Question

Find the area of the triangle with vertices A(1, 1, 2), B(2, 3, 5) and C(1, 5, 5).

Answer 1

Answer:

Area of triangle ABC is

$\frac{1}{2}\sqrt{61}\text{ square units }$

Step-by-step explanation:

Find the area of the triangle with vertices A(1, 1, 2), B(2, 3, 5) and C(1, 5, 5).

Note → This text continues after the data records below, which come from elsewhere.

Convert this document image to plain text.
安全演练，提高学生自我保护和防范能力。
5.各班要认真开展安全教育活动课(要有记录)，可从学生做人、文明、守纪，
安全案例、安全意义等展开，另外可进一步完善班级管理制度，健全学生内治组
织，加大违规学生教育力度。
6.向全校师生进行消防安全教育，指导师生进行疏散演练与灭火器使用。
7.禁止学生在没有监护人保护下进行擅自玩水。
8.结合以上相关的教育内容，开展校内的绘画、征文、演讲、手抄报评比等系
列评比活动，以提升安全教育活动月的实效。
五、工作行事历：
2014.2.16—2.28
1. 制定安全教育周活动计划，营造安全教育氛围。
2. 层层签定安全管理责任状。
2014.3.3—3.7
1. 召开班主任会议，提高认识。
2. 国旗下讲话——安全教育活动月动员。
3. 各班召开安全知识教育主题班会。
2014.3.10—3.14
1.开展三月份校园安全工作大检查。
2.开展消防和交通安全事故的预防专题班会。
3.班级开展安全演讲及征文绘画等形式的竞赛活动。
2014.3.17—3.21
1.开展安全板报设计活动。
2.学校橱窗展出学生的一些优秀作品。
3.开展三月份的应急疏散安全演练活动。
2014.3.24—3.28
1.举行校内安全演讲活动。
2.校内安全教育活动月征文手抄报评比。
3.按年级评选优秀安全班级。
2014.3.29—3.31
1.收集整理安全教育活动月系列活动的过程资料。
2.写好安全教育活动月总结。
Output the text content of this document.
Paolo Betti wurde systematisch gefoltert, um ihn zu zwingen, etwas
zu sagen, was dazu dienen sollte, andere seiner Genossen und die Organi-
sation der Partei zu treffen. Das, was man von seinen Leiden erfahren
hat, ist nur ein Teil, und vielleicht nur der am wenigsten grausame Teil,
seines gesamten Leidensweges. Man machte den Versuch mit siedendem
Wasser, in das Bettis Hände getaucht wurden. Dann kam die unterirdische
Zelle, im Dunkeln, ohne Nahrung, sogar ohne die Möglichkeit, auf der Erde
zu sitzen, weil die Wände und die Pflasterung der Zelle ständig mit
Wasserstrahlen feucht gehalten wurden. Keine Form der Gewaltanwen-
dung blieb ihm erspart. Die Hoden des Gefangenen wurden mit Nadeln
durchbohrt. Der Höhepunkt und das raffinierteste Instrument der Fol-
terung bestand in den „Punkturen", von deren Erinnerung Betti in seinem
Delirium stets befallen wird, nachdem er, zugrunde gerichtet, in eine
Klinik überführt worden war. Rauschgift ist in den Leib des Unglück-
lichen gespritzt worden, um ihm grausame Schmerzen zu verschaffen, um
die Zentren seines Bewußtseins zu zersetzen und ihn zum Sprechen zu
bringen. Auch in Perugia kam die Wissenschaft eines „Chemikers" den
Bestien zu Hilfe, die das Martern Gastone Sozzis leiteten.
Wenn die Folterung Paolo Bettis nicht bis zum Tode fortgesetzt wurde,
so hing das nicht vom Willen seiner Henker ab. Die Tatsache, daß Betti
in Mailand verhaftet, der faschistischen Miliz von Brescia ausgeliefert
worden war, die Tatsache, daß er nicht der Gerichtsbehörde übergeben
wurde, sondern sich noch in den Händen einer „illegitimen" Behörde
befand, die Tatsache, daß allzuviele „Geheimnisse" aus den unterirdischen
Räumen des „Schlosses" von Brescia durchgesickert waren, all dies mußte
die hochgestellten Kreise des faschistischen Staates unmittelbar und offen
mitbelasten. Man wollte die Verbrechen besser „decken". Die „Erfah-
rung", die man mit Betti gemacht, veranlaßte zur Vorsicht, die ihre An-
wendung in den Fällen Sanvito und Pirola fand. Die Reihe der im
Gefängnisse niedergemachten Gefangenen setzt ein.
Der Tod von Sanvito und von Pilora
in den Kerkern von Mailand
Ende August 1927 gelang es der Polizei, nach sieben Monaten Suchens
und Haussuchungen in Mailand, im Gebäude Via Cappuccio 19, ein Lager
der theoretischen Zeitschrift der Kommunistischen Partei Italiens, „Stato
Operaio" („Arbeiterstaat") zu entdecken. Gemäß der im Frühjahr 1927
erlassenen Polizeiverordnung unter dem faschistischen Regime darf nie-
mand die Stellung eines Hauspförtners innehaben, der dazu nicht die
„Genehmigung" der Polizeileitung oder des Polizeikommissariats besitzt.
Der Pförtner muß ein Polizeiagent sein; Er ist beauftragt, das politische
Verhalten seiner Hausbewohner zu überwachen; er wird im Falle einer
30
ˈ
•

The position vectors of the given points are

$\overrightarrow{OA}=\overrightarrow{i}+\overrightarrow{j}+2\overrightarrow{k}$

$\overrightarrow{OB}=2\overrightarrow{i}+3\overrightarrow{j}+5\overrightarrow{k}$

$\overrightarrow{OC}=\overrightarrow{i}+5\overrightarrow{j}+5\overrightarrow{k}$

$\overrightarrow{AB}=\overrightarrow{OB}-\overrightarrow{OA}$

$=\overrightarrow{i}+2\overrightarrow{j}+3\overrightarrow{k}$

$\overrightarrow{AC}=\overrightarrow{OB}-\overrightarrow{OA}$

$=0\overrightarrow{i}+4\overrightarrow{j}+3\overrightarrow{k}$

$\overrightarrow{AB}\times\overrightarrow{AC}=\left|\begin{array}{ccc}\overrightarrow{i}&\overrightarrow{j}&\overrightarrow{k}\\1&2&3\\0&4&3\end{array}\right|$

$=\overrightarrow{i}(6-12)-\overrightarrow{j}(3-0)+\overrightarrow{k}(4-0)$

$=-6\overrightarrow{i}-3\overrightarrow{j}+4\overrightarrow{k}$

$|\overrightarrow{AB}\times\overrightarrow{AC}|=\sqrt{36+9+16}=\sqrt{61}$

$\text{Area of triangle ABC }=\frac{1}{2}|\overrightarrow{AB}\times\overrightarrow{AC}|$

$=\frac{1}{2}\sqrt{61}\text{ square units }$